Vetrate colorate, una scalinata ampia e interni decorati rendono Palazzo Mohatta un gioiello a Karachi, megalopoli pakistana di 20 milioni di persone. Bellissimi pavoni vagano sul prato e i rumori dei lavori in corso e del traffico si dissolvono non appena si varca la soglia del sontuoso parco. Le balaustre in pietra rosa, le cupole e i parapetti sembrano arrivare direttamente dallo Stato indiano settentrionale del Rajasthan, reliquia di un’epoca in cui musulmani e indù vivevano fianco a fianco nella città portuale.
Tuttavia, la magnificenza non è garanzia di sopravvivenza in una città dove la terra è scarsa e lo sviluppo è dilagante. Demolizione, invasione, negligenza, leggi di conservazione frammentarie e vandalismo stanno erodendo i segni dell’importante passato di Karachi.
I fiduciari dell’edificio hanno respinto il tentativo di trasformarlo in facoltà di odontoiatria, ma è ancora in corso una causa decennale in cui gli eredi di un ex proprietario stanno tentando di prendere il controllo del terreno. Il Palazzo rimase vuoto per quasi due decenni prima di essere inaugurato ufficialmente come museo nel 1999.
Palazzo Mohatta, un bene a rischio
Il palazzo sorge in una zona eccellente nel quartiere di Old Clifton, tra ville, aziende e ristoranti di lusso, su di un terreno molto ambito: la popolazione di Karachi cresce di circa il 2% ogni anno e, con decine di comunità e culture che competono per lo spazio, sono pochi gli sforzi per proteggere i siti storici.
Per la maggior parte dei pakistani, Palazzo Mohatta è il luogo che più si avvicina allo splendore architettonico del Rajasthan indiano, poiché le restrizioni di viaggio e la difficile burocrazia impediscono di fatto alle persone di entrambi i Paesi di attraversare il confine per svago, studio o lavoro.
Il passato multiculturale di Karachi (tutt’ora socialmente frammentata) rende più ostico trovare chi si impegni per la difesa del patrimonio storico rispetto a una città come Lahore, con il suo forte legame con l’impero Mughal dominato dai musulmani.
Un magnifico edificio tra storia e leggenda
Palazzo Mohatta fu costruito dall’imprenditore indù Shivratan Mohatta negli Anni Venti come residenza costiera per la moglie malata, così che potesse godere della brezza del Mar Arabico. Centinaia di carretti trainati da asini trasportarono l’inconfondibile pietra rosa da Jodhpur, ora oltre confine in India.
Shivratan se ne andò dopo la divisione nel 1947, quando India e Pakistan nacquero dall’ex Impero britannico come nazioni indipendenti e, per un periodo, il palazzo divenne sede del Ministero degli Esteri. In seguito, fu la residenza di Fatima Jinnah, la sorella minore del primo leader del Pakistan.

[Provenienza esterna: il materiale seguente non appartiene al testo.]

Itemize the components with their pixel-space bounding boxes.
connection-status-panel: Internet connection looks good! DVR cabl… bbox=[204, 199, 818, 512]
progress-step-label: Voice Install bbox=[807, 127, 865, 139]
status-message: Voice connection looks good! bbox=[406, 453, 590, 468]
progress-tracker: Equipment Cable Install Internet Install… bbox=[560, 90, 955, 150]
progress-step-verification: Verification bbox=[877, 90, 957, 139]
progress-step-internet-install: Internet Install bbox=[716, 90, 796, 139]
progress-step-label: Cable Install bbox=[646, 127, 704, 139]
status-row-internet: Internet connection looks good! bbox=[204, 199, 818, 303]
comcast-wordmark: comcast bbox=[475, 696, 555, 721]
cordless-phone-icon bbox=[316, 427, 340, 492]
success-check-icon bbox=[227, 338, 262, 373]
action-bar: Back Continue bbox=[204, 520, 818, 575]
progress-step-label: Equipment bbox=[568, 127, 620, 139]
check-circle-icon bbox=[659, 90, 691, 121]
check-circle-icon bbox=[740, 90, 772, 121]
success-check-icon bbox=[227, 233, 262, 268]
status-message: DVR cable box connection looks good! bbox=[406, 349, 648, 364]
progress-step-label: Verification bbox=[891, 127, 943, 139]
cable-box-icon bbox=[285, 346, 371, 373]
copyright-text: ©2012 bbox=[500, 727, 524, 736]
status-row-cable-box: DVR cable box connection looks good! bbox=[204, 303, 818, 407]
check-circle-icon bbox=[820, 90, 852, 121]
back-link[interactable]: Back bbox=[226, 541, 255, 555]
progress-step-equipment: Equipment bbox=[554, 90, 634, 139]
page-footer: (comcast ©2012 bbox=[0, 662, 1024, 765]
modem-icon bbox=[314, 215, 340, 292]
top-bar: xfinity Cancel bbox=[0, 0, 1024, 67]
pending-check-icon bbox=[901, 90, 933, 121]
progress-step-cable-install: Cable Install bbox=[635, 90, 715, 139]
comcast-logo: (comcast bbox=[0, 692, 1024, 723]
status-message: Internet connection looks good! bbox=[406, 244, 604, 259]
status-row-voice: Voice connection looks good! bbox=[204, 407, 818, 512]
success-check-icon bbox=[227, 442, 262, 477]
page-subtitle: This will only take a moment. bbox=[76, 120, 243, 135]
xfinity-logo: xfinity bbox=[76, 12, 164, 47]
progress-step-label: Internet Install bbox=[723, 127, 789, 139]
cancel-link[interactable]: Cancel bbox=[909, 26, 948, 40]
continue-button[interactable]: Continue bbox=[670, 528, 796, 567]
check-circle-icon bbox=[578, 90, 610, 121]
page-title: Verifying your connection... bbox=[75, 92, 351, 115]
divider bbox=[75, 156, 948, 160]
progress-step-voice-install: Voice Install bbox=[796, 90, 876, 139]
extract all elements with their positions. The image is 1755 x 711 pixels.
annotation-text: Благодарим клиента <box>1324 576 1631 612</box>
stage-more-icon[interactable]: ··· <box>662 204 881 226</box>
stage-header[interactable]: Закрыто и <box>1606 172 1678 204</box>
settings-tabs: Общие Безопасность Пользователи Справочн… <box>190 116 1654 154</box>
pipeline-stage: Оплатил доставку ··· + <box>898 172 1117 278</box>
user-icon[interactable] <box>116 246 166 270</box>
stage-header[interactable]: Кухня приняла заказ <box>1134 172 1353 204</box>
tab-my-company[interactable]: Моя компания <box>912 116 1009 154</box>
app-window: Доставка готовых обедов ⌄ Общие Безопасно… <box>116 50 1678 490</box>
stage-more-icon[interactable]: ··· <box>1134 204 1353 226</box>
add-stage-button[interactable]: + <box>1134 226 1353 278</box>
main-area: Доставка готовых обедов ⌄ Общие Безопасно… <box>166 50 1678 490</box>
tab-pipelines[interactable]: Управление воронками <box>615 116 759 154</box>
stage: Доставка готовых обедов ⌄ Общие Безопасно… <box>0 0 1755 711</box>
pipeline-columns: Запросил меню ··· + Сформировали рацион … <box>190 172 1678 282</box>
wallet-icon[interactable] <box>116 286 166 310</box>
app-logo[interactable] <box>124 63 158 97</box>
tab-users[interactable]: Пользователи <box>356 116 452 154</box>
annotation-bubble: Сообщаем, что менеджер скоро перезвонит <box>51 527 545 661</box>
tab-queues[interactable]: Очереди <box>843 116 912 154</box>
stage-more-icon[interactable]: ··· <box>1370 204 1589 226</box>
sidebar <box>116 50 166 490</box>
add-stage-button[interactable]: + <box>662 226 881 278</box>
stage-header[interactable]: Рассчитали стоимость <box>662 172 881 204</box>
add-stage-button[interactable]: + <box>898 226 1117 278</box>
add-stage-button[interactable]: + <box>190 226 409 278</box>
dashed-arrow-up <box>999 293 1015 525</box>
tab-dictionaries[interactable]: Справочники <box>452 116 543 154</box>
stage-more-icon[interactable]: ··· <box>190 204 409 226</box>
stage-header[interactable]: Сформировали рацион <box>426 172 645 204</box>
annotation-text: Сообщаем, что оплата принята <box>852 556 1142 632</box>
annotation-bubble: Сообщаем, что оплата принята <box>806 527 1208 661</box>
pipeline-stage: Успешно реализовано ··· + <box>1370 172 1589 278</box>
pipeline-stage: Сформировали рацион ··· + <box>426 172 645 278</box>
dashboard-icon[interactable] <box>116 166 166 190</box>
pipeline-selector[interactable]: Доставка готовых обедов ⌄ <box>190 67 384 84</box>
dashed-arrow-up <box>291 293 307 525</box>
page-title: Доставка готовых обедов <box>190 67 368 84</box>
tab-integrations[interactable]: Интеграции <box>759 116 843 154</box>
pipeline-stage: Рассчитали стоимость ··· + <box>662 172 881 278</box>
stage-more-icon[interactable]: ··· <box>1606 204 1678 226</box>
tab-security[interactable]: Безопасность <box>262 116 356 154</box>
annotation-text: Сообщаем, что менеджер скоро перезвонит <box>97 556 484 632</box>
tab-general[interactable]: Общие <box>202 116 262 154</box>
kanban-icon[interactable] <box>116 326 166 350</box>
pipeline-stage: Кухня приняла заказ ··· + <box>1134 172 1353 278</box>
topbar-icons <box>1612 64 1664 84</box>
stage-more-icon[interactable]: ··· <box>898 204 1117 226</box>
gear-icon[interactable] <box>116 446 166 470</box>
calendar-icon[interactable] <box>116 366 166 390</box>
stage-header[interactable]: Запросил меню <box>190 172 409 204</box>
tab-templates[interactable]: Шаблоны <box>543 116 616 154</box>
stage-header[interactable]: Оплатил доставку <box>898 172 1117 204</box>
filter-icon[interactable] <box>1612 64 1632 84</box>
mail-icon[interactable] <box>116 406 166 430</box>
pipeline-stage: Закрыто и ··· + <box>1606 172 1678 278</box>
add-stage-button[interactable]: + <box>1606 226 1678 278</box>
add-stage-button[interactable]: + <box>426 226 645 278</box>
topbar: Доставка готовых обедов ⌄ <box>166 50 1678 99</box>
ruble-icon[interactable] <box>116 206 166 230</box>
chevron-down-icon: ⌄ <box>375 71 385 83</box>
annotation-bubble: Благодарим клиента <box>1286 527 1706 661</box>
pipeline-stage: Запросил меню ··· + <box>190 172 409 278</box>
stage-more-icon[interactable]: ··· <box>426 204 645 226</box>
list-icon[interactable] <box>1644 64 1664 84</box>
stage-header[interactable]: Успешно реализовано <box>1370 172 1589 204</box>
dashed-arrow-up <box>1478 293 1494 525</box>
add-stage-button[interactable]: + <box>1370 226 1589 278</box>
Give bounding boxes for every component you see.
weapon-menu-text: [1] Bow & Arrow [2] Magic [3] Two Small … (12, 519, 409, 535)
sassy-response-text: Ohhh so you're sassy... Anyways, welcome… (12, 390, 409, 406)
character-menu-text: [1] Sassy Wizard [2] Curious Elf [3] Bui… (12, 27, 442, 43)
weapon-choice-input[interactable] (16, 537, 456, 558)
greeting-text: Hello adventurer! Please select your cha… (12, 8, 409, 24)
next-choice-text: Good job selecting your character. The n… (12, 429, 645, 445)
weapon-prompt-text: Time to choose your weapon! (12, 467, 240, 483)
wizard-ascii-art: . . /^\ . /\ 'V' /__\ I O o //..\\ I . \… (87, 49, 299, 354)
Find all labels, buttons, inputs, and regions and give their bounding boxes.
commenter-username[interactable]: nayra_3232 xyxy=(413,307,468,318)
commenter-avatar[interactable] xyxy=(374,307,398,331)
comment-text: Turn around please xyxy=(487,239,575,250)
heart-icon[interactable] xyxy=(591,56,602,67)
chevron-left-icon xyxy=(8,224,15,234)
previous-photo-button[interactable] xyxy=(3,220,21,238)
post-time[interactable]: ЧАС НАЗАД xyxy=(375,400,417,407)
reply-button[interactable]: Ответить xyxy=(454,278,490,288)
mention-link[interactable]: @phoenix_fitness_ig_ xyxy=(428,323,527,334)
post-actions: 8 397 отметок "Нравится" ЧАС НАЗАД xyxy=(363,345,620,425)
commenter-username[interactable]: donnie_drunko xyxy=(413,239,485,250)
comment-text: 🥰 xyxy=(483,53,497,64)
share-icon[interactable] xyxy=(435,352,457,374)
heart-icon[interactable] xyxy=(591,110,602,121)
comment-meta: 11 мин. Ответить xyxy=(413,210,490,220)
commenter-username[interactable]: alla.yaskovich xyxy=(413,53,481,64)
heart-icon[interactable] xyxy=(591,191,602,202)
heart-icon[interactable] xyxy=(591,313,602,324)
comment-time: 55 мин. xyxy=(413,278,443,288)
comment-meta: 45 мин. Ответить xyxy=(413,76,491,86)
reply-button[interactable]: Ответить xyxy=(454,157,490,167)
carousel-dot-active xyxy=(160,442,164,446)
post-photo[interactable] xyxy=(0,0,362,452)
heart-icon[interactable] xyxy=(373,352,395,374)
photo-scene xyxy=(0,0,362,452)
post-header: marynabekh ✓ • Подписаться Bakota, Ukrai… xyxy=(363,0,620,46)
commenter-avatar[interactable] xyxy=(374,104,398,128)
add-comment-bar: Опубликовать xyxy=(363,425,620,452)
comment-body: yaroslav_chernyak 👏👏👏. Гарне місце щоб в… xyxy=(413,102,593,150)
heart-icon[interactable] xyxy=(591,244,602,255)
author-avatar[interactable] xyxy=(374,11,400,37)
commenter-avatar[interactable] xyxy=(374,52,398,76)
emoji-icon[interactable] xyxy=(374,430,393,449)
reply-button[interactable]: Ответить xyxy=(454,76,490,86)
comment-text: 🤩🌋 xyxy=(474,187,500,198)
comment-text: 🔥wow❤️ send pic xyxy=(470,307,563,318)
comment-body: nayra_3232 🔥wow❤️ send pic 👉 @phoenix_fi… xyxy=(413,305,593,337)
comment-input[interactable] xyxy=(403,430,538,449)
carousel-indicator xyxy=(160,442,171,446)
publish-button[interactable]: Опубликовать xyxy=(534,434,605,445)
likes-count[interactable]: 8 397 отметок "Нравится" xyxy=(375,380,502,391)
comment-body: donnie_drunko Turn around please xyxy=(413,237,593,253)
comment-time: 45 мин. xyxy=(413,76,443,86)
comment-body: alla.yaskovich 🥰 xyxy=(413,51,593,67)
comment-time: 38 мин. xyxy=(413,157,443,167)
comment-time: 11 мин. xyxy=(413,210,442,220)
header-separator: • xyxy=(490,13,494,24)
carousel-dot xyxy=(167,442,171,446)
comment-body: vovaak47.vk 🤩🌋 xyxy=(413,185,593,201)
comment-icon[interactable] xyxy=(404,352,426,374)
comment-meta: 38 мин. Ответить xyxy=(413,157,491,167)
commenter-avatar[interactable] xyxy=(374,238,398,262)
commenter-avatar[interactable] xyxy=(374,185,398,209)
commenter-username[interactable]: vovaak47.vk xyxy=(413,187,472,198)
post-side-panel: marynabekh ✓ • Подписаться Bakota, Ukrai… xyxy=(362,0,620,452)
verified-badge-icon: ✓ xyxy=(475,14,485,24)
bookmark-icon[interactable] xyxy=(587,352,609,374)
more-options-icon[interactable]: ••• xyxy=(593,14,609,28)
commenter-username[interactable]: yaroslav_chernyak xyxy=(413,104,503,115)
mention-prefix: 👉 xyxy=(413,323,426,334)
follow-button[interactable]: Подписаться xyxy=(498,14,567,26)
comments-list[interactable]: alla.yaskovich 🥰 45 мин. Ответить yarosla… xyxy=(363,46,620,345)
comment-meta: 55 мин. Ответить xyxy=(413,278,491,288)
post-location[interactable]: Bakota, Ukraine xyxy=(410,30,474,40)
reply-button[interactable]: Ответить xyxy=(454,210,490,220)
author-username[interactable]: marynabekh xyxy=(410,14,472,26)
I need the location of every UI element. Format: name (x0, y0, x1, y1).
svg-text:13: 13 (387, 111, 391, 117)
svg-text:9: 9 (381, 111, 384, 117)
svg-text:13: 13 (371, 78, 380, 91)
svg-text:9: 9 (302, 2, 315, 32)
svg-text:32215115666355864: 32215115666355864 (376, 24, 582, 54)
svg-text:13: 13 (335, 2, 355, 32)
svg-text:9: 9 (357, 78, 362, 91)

Dopo la sua morte, le autorità cedettero l’edificio alla sorella Shirin, ma la scomparsa di Shirin nel 1980 scatenò una battaglia legale tra persone che affermavano di essere sue parenti e il tribunale ordinò che l’edificio venisse sigillato.
Buio e vuoto, con i giardini invasi dalla folta vegetazione e i cancelli chiusi a chiave, stuzzicò l’immaginazione dei cittadini e si diffusero voci di spiriti ed eventi soprannaturali.
Dal 1999 è visitabile come museo, grazie al suo ricco passato e a una straordinaria architettura: l’ingresso costa 30 rupie (è gratuito per studenti, bambini e anziani), è aperto dal martedì alla domenica dalle 11:00 alle 18:00, chiuso nei giorni festivi. Accoglie anche eventi aziendali e di beneficenza ma sono vietati servizi fotografici di moda, matrimoni e riprese per spot pubblicitari.
Le voci sui fantasmi continuano a diffondersi tramite TikTok e attirano influencer in cerca di storie spettrali. Eppure Palazzo Mahotta vieta le riprese all’interno e ha da poco bandito i TikToker poiché “non è quello il tipo di attenzione desiderato“.